Wed Jun 27 11:31:32 EDT 2007

On Tue, 2007-06-26 at 13:55 -0400, Ivan Krstić wrote:
> Software updates on the One Laptop per Child's XO laptop
> ========================================================

First some stray comments:

> 1.4. Design note: rsync scalability
> -----------------------------------
> 
> rsync is a known CPU hog on the server side. It would be absolutely
> infeasible to support a very large number of users from a single rsync
> server. This is far less of a problem in our scenario for three reasons:

What about CPU hogging on the school server? That seems likely to be far
less beefy than the centralized server.

> The most up-to-date bundle for each activity in the set is accessed, and
> the first several kilobytes downloaded. Since bundles are simple ZIP
> files, the downloaded data will contain the ZIP file index which stores
> byte offsets for the constituent compressed files. The updater then
> locates the bundle manifest in each index and makes a HTTP request with
> the respective byte range to each bundle origin. At the end of this
> process, the updater has cheaply obtained a set of manifests of the
> files in all available activity updates.
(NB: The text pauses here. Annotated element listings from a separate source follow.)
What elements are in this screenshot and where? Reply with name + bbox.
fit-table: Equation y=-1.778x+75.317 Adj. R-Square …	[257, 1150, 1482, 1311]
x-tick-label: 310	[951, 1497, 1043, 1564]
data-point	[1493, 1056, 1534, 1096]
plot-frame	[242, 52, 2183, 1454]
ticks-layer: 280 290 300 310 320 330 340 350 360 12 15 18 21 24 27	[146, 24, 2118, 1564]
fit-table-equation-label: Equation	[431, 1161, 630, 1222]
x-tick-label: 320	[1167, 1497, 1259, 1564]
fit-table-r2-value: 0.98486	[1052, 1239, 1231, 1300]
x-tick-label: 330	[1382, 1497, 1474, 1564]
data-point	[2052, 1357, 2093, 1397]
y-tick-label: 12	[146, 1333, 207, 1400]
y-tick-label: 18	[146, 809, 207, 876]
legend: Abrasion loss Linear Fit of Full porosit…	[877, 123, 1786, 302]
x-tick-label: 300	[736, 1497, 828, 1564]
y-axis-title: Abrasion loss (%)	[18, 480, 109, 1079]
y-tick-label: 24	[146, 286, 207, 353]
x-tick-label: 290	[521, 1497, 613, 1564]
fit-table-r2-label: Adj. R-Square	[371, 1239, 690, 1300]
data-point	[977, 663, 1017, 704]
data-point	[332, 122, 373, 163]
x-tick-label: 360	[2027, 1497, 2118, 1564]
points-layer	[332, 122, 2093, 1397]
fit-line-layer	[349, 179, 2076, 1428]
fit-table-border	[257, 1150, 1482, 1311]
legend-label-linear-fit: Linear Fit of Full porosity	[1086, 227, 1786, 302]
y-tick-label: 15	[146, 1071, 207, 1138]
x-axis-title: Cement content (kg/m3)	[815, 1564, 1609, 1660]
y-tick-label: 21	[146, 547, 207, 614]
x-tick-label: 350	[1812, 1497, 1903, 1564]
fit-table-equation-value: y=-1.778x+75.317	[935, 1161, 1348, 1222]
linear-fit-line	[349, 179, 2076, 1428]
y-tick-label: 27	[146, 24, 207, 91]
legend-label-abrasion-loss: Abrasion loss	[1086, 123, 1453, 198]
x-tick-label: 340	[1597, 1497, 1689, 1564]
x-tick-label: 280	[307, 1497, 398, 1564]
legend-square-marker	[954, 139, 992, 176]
Zip files have the file index at the end of the file.

Now for comments on the general approach:

First of all, there seems to be exceptional amounts of confusion as to
exactly how some form of atomic updating of the system will happen. Some
people talk about overlays, others about vserver, I myself has thrown in
the filesystem transaction idea. I must say this area seems very
uncertain, and I worry that this will result in the implementation of
none of these options...

But anyway, the exact way these updates are applied is quite orthogonal
to how you download the bits required for the update, or how to discover
new updates. So far I've been mainly working on this part in order to
avoid blocking on the confusion I mentioned above.
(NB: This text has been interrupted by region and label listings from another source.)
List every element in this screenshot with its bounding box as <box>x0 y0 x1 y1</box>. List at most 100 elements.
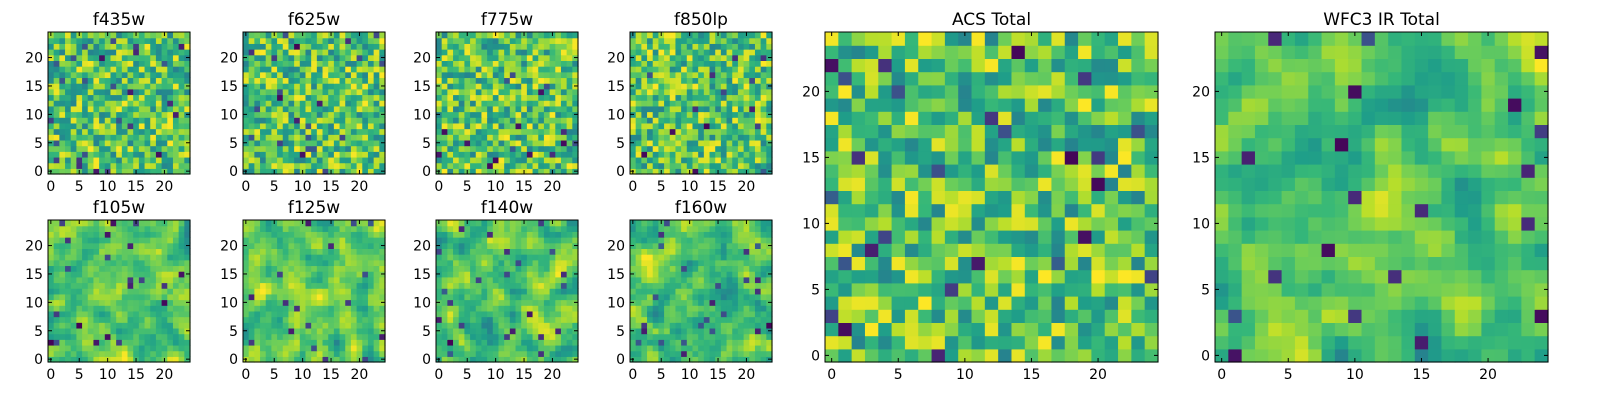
heatmap-cell <box>116 151 123 158</box>
heatmap-cell <box>560 37 568 44</box>
heatmap-cell <box>277 54 284 61</box>
heatmap-cell <box>441 299 448 306</box>
heatmap-cell <box>53 77 60 84</box>
heatmap-cell <box>458 282 465 289</box>
heatmap-cell <box>328 134 335 141</box>
heatmap-cell <box>720 66 728 73</box>
heatmap-cell <box>373 254 380 261</box>
heatmap-cell <box>560 305 568 312</box>
heatmap-cell <box>172 71 180 79</box>
heatmap-cell <box>447 134 454 141</box>
heatmap-cell <box>53 139 60 147</box>
heatmap-cell <box>110 83 117 90</box>
heatmap-cell <box>144 139 151 147</box>
heatmap-cell <box>282 134 290 141</box>
heatmap-cell <box>254 66 261 73</box>
heatmap-cell <box>526 322 534 329</box>
heatmap-cell <box>161 237 168 244</box>
heatmap-cell <box>760 327 767 335</box>
heatmap-cell <box>726 88 733 96</box>
heatmap-cell <box>161 248 168 255</box>
heatmap-cell <box>121 111 129 118</box>
heatmap-cell <box>127 265 134 272</box>
heatmap-cell <box>481 225 488 232</box>
heatmap-cell <box>630 100 637 107</box>
heatmap-cell <box>110 237 117 244</box>
heatmap-cell <box>265 333 272 340</box>
heatmap-cell <box>664 32 671 39</box>
heatmap-cell <box>288 237 295 244</box>
heatmap-cell <box>65 276 72 284</box>
heatmap-cell <box>715 77 722 84</box>
heatmap-cell <box>470 259 477 267</box>
heatmap-cell <box>566 77 573 84</box>
heatmap-cell <box>555 122 562 130</box>
heatmap-cell <box>260 237 267 244</box>
heatmap-cell <box>328 225 335 232</box>
heatmap-cell <box>647 162 654 169</box>
heatmap-cell <box>150 299 157 306</box>
heatmap-cell <box>356 128 363 135</box>
heatmap-cell <box>481 117 488 124</box>
heatmap-cell <box>184 350 191 357</box>
heatmap-cell <box>453 293 460 301</box>
heatmap-cell <box>532 259 539 267</box>
heatmap-cell <box>265 248 272 255</box>
heatmap-cell <box>555 168 562 175</box>
heatmap-cell <box>686 333 694 340</box>
heatmap-cell <box>277 265 284 272</box>
heatmap-cell <box>572 248 579 255</box>
heatmap-cell <box>116 105 123 113</box>
heatmap-cell <box>379 94 386 101</box>
heatmap-cell <box>481 293 488 301</box>
heatmap-cell <box>138 151 146 158</box>
heatmap-cell <box>453 242 460 249</box>
heatmap-cell <box>282 77 290 84</box>
heatmap-cell <box>453 83 460 90</box>
heatmap-cell <box>572 117 579 124</box>
heatmap-cell <box>475 231 483 238</box>
heatmap-cell <box>732 293 739 301</box>
heatmap-cell <box>504 220 511 227</box>
heatmap-cell <box>447 254 454 261</box>
heatmap-cell <box>362 43 369 50</box>
heatmap-cell <box>82 220 89 227</box>
heatmap-cell <box>572 37 579 44</box>
heatmap-cell <box>698 339 705 346</box>
heatmap-cell <box>161 37 168 44</box>
heatmap-cell <box>299 299 307 306</box>
heatmap-cell <box>254 37 261 44</box>
heatmap-cell <box>328 100 335 107</box>
heatmap-cell <box>436 88 443 96</box>
heatmap-cell <box>379 322 386 329</box>
heatmap-cell <box>737 66 745 73</box>
heatmap-cell <box>560 288 568 295</box>
heatmap-cell <box>299 88 307 96</box>
heatmap-cell <box>243 37 250 44</box>
heatmap-cell <box>692 168 699 175</box>
heatmap-cell <box>328 156 335 164</box>
heatmap-cell <box>453 88 460 96</box>
heatmap-cell <box>720 88 728 96</box>
heatmap-cell <box>647 271 654 278</box>
heatmap-cell <box>277 327 284 335</box>
heatmap-cell <box>167 220 174 227</box>
heatmap-cell <box>345 105 352 113</box>
heatmap-cell <box>82 305 89 312</box>
heatmap-cell <box>48 151 55 158</box>
heatmap-cell <box>766 49 773 56</box>
heatmap-cell <box>288 242 295 249</box>
heatmap-cell <box>521 350 528 357</box>
heatmap-cell <box>299 77 307 84</box>
heatmap-cell <box>260 333 267 340</box>
heatmap-cell <box>675 356 682 363</box>
heatmap-cell <box>333 288 341 295</box>
heatmap-cell <box>566 88 573 96</box>
heatmap-cell <box>243 350 250 357</box>
heatmap-cell <box>243 237 250 244</box>
heatmap-cell <box>760 100 767 107</box>
heatmap-cell <box>127 168 134 175</box>
heatmap-cell <box>243 77 250 84</box>
heatmap-cell <box>70 54 77 61</box>
heatmap-cell <box>76 327 83 335</box>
As to using rsync for the file transfers. This seems worse than the
trivial manifest + sha1-named files on http approach I've been working
on, especially with the optional usage of bsdiff I just commited. We
already know (have to know in fact, so we can strongly verify them) the
contents on both the laptop and the target image. To drop all this
knowledge and have rsync reconstruct it at runtime seems both a waste
and a possible performance problem (e.g. cpu and memory overload on the
school server, and rsync re-hashing files on the laptop using up
battery). 

You talk about the time it takes to implement another approach, but its
really quite simple, and I have most of it done already. The only hard
part is the atomic applying of the bits. Also, there seems to be
development needed for the rsync approach too, as there is e.g. no
support for xattrs in the current protocol.

I've got the code for discovering local instances of updgrades and
downloading it already working. I'll try to make it do an actual
(non-atomic, unsafe) upgrade of a XO this week.

I have a general question on how this vserver/overlay/whatever system is
supposed to handle system files that are not part of the system image,
but still exist in the root file system. For instance,
take /var/log/messages or /dev/log? Where are they stored? Are they
mixed in with the other system files? If so, then rolling back to an
older version will give you e.g. your old log files back. Also, that
could be complicating the usage of rsync. If you use --delete then it
would delete these files (as they are not on the server).

Also, your document contains a lot of comments about what will be in FRS
and not. Does this mean you're working on actually developing this
system for FRS?